My sacrifice, O God, is a broken spirit;
a broken and contrite heart you, God, will not despise.
A few weeks ago a friend posted this image of one of her baking pans that had been dropped on the floor a few days earlier. It was really disappointing because she really liked it and had used it regularly for years.
As she collected the broken pieces, she took a look at them before throwing them out. A thought came to her. She realized that in the past she had never been able to use it in her toaster oven because the muffin pan was too big. She always had to use her large oven, even if she only needed to bake a few muffins.
The lesson was this: Surprisingly, the newly broken pan was going to prove to be more usable than ever before. Now it could fit into multiple places, and it could be used for smaller numbers as well as larger ones. Initially she had thought was that there was no more usefulness when it shattered. Now, my friend noticed that new things were possible- precisely because of the brokenness. She immediately started using it in new ways.

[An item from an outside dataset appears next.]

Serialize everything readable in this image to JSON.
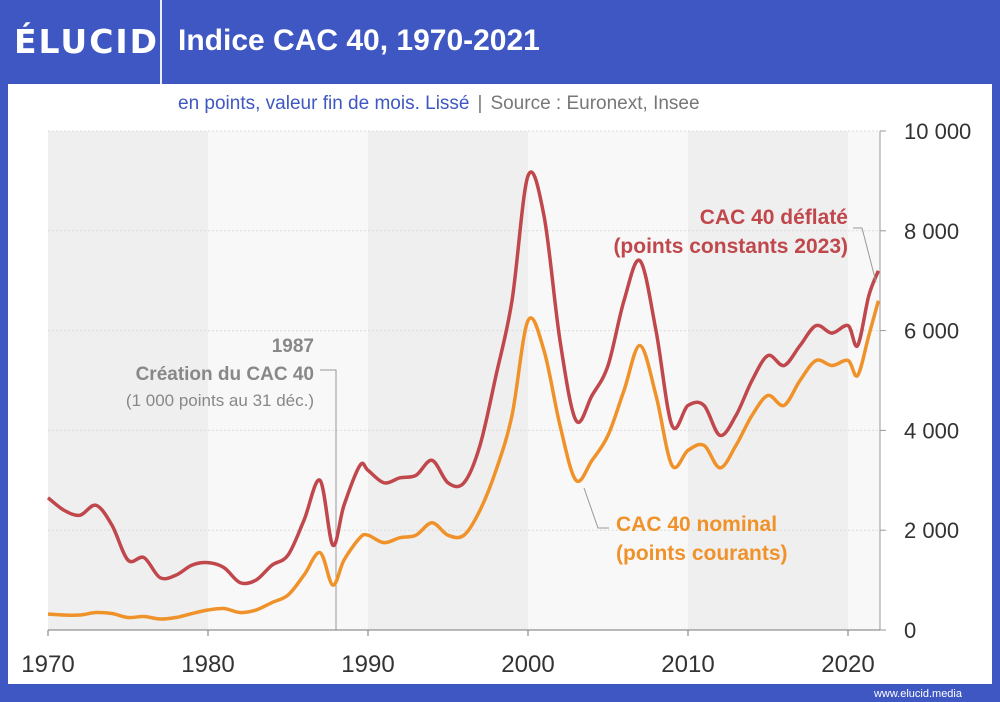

This is a hard lesson to grasp, and one that we must learn to receive time after time throughout our lives. The pain we experience as a result of the brokenness of life will open new doors if we allow it. New doors of empathy, of growth, of compassion, of maturity. There will be spaces in the lives of others that we could not previously fit into until we are broken. But now we can sit in that space, understanding and walking alongside. We may also find that when our own capacity feels more limited, it is in these moments that we become more available to the supernatural strength and power of the Spirit of Christ that Jesus has breathed into us.
Sometimes the more capable I am, the less trust is required, and the less of God I grasp.
But the less capable I am, the more I identify as poor in spirit, and the more available I am to be blessed and used by God.
So let’s follow the arguments that the Apostle Paul responded to in his ministry:
Does that mean that we should seek after brokenness so that we can be closer to God as a result? Should we try to go through pain and heartache and even sin so that we can say, look how much God is growing me afterwards!
Obviously not, friends.
Brokenness is one of the things in life that we don’t need to seek after. It will come. We will get dropped on the floor and fall to pieces. That’s the reality of a broken world and real people with real choices to choose right or wrong.
What we can do, though, is decide if our broken pieces should simply be thrown away. We will decide the level of our worth as we take stock of the shattered pan on the ground.
Will we hear the words of Jesus as we do?
Even the very hairs on your head are numbered.
Then neither do I condemn you.
Come, follow me, and I will send you out to fish for people.
My grace is sufficient for you, for my power is made perfect in weakness...
My friend decided not to throw away her pan. She decided to keep owning it. To keep using it. To even see new value that wasn’t there before. What a beautiful image.
Our pain will either make us more sensitive or more calloused.
Our frustration will make us more compassionate or more harsh.
Our losses will create empathy or bitterness.
Our failures will fill us with grace toward others, or convince us we are no longer useful.
Those possibilities will be determined based on one thing, and one thing alone:
Will we invite Jesus to transform our broken lives?
If we allow God’s grace and love to enter into all the areas in our lives that are not what we wished they were… then we will become people who overflow with love and humility and gentleness. The world will be drawn to us… and drawn to Jesus in the process.
Our brokenness will no longer be a liability. It will indeed be the reason that God can work through us. What kind of a God is this, who chooses the foolish things of the world to shame the wise, and the weak things of the world to shame the strong!? (1 Cor 1:27).
It’s ok to sit back in wonder at all of that today. Amazing grace.
Jesus, take what feels broken in me today and use it for good. I trust you.